CBE is a skill-based form of education that allows students to learn at their own pace. Instead of using the A-B-C-D-F grading scale that most students are used to, CBE uses a 1-4 scale, with one being the rough equivalent to a D and 3-4 being roughly equal to an A. CBE allows students to have more control over the subjects and skills that they learn. This gives them the freedom to master required rubrics in a more engaging way, with feedback and tools personalized to help them towards their goals. 

“They [students] get to do the things they love,” Stafford stated. “That’s CBE. That’s like the meaning of CBE.”

As for college, students don’t need to be worried, Stafford explained.

“If students understand how they are being graded, those are the students that are the most highly successful,” she expressed.

Because CBE is adaptive to different skill levels, students receive constructive feedback that helps them to succeed. Some college courses also use CBE, so students who start using this system now are experienced. 

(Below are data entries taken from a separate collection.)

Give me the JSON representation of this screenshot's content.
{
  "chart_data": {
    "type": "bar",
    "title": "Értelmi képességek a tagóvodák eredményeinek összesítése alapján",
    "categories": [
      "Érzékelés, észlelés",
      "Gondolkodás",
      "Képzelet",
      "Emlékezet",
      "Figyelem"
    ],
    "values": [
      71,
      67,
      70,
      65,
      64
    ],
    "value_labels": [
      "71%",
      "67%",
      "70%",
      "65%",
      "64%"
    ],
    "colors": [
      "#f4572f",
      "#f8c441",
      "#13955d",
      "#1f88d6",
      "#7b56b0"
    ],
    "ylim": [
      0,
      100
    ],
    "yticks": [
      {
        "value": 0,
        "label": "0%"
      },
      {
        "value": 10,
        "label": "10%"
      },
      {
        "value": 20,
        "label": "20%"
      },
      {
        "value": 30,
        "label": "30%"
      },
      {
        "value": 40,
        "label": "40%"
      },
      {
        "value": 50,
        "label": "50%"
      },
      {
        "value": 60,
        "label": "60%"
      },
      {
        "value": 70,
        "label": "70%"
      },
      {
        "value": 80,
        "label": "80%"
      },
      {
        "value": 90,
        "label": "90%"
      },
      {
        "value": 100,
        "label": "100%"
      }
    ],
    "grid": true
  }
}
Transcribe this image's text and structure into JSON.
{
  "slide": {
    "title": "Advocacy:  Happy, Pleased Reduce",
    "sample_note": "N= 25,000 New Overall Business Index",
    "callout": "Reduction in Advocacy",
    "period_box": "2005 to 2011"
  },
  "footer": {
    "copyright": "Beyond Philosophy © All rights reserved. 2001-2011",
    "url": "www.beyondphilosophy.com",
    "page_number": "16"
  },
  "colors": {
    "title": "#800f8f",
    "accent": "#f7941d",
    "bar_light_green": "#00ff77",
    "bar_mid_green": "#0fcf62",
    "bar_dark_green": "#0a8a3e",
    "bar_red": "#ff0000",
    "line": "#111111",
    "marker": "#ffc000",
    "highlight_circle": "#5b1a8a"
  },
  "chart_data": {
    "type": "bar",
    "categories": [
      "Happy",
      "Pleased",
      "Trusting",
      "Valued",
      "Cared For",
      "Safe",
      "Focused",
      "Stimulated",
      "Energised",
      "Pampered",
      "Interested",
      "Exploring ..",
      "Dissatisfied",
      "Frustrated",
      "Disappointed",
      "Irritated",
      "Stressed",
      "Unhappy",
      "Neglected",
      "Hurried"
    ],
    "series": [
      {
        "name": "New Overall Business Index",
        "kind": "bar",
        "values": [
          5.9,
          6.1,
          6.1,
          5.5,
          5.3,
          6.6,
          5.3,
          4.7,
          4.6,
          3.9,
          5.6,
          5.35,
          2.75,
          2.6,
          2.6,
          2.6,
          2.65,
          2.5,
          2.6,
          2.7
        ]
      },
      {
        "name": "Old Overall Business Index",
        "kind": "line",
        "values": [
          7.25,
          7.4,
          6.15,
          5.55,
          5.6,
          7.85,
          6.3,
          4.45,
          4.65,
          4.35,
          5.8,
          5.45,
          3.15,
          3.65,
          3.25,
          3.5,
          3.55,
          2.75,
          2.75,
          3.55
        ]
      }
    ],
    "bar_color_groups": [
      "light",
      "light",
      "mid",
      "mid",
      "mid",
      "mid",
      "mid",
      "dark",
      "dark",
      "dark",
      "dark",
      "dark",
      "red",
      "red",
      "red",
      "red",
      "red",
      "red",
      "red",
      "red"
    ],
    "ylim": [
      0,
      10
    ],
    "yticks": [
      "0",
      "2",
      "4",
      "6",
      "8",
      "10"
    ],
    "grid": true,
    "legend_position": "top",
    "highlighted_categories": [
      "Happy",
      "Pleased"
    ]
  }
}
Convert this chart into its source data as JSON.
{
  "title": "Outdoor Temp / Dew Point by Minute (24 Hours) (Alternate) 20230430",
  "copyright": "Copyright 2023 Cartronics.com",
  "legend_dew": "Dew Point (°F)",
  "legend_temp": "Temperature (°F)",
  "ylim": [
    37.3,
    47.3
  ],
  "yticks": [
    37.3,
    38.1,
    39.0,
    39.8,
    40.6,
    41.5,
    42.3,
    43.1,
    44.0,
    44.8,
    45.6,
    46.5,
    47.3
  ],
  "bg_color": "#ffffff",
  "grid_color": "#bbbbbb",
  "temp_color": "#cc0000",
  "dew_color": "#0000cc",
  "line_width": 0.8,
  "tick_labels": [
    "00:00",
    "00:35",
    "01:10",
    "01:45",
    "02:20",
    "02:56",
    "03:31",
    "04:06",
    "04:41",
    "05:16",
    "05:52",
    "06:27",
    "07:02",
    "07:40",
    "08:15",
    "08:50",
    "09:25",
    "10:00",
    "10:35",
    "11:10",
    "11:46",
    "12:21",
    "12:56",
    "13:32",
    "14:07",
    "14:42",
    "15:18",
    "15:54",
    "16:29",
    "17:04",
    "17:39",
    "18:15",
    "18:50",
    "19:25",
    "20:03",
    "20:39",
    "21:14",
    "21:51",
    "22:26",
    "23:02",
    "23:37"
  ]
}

Research shows that communication and literacy skills are essential for students to succeed beyond high school. Many jobs require the ability to communicate and perform, CBE also prepares students for hands-on careers such as being an EMT or a waiter.

 “If we do CBE well, instead of me saying, ‘It’s really important that you memorize all this stuff about To Kill a Mockingbird’, I’ll be saying, ‘Can you communicate well? Can you write really clearly? Can you read to make sense of things,’” Stafford claimed.

This form of education also has its drawbacks. While it may work fine in Stafford’s English class, in other subjects, such as math and science, CBE rubrics may be more difficult to apply. These classes have objective standards that make it difficult to assess a student’s specific skill level. 

“I completely understand teachers that are just like… ‘What is happening? What is this?’… It’s going to feel different for different people,” Stafford said, in regard to these concerns.

A potential negative factor of CBE is that students can lose accountability. Additionally, assignments have fewer time constraints. For example, if a student isn’t proactive, they can quickly fall behind, taking away from their ability to work towards deadlines. Alternatively, this can be viewed as students being able to learn in their own time.

“It would be helpful if students had teachers that they knew had their back and would not allow this system to get in the way of that,” Stafford commented. 

As long as students stay on top of their work, CBE learning shouldn’t impede one’s success. Some, like Stafford, believe it can prepare students for the future just as well as standard grading.